Predict state of newly arriving process instance (case)



Mahsa Pourbafrani

Wissenschaftliche Mitarbeiterin


+49 241 80 21906



MSc Thesis Project

Title: Predict state of newly arriving process instance (case)

Author: Shreya Kar

Supervisor: Mahsa Pourbafrani

1st examiner: Prof.Dr. ir. Wil M.P. van der Aalst

2nd examiner: Prof. Dr. Stefan Decker


Predictive process monitoring is an application area of process mining that predicts the future state, e.g., outcome or time to completion, for an ongoing process instance. The timely identification of delay or deviation in process behavior for an ongoing case allows organizations to take preventive actions. There are many predictive process monitoring approaches. However, most approaches learn to make predictions based on the assumption that cases are isolated, leading to poor prediction accuracy. In reality, most processes contain inter-case dynamics because of cases sharing resources. We propose an inter-case dynamics aware predictive process monitoring approach for remaining time prediction to address this problem.
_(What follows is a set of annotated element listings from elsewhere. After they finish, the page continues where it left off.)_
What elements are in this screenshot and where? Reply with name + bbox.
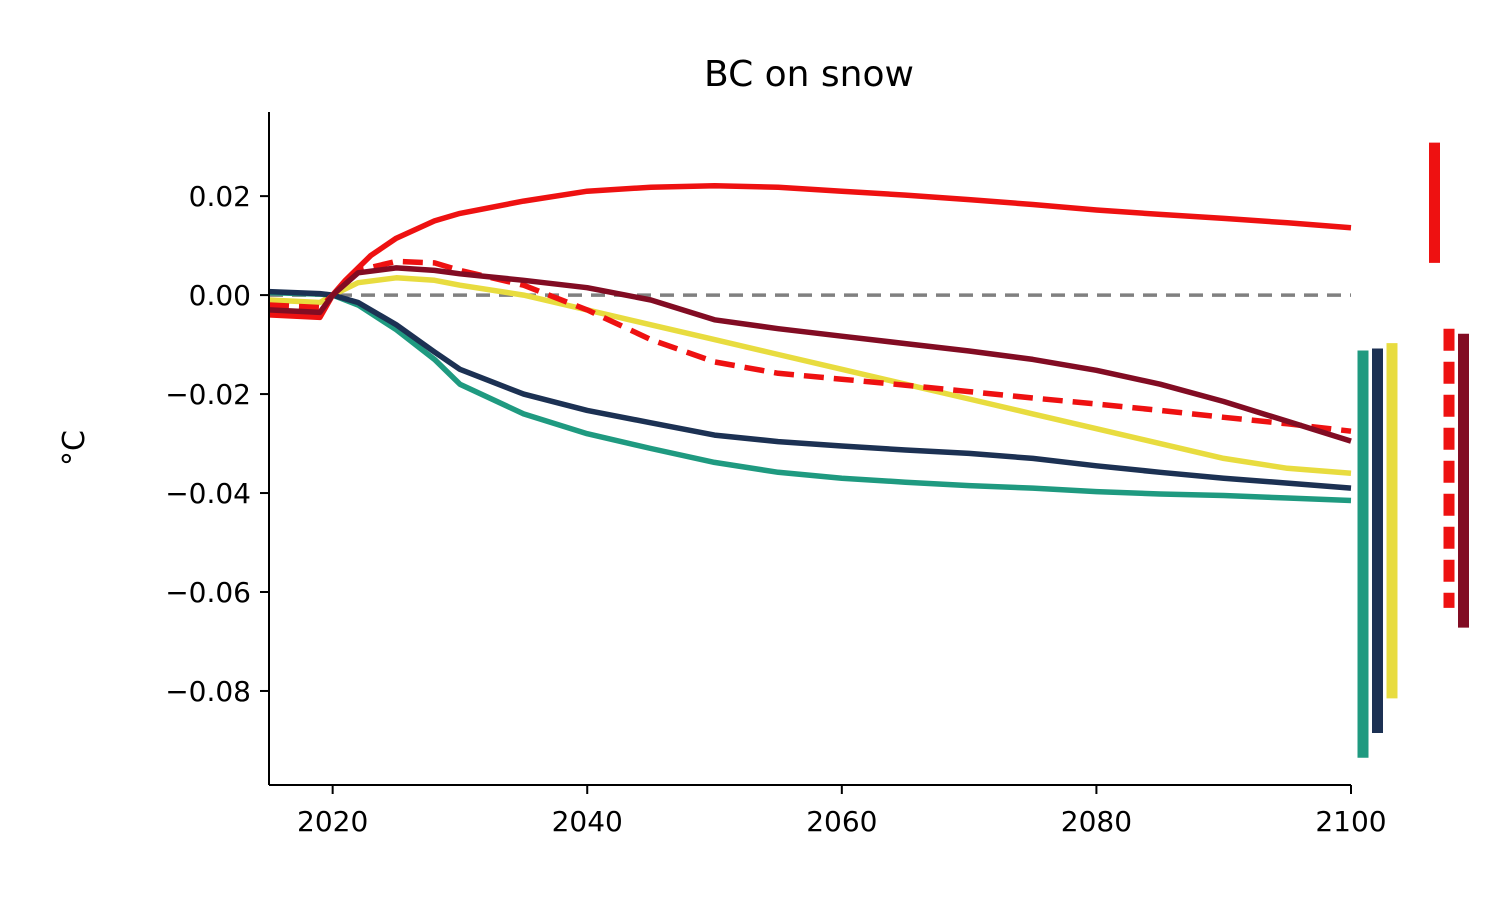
series-line-2	[268, 289, 1352, 504]
series-line-5	[268, 258, 1352, 434]
y-tick-label: −0.06	[165, 576, 251, 609]
y-axis-label: °C	[57, 430, 92, 466]
x-tick-label: 2020	[297, 805, 368, 838]
x-tick-label: 2080	[1061, 805, 1132, 838]
y-tick-label: 0.02	[189, 180, 251, 213]
x-tick-label: 2060	[806, 805, 877, 838]
series-line-4	[268, 182, 1352, 321]
series-line-1	[268, 275, 1352, 476]
x-tick-label: 2040	[552, 805, 623, 838]
y-tick-label: −0.02	[165, 378, 251, 411]
series-line-6	[268, 265, 1352, 444]
plot-area	[268, 182, 1352, 504]
y-ticks: −0.08 −0.06 −0.04 −0.02 0.00 0.02	[165, 180, 269, 708]
x-ticks: 2020 2040 2060 2080 2100	[297, 785, 1387, 838]
range-bars	[1357, 142, 1469, 758]
series-line-3	[268, 288, 1352, 491]
x-tick-label: 2100	[1315, 805, 1386, 838]
y-tick-label: −0.04	[165, 477, 251, 510]
y-tick-label: 0.00	[189, 279, 251, 312]
y-tick-label: −0.08	[165, 675, 251, 708]
chart-title: BC on snow	[704, 54, 914, 95]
First, we present a set of techniques to analyze inter-case dynamics within a subset of process segments that cause high prediction errors. Then we utilize the insights gained to create features for inter-case dynamics caused by batching and non-batching patterns. Our proposed approach tries to improve the approach presented by Klijn et al. [1] by considering a more comprehensive range of inter-case patterns while making predictions. We also try to improve the process presented in the previous approach to detect segments subject to inter-case dynamics by introducing some automation. We evaluate our proposed remaining time prediction approach with two publicly available real-life event logs. The results show that the inclusion of the created inter-case features in remaining time predictions leads to more accurate and interpretable predictions.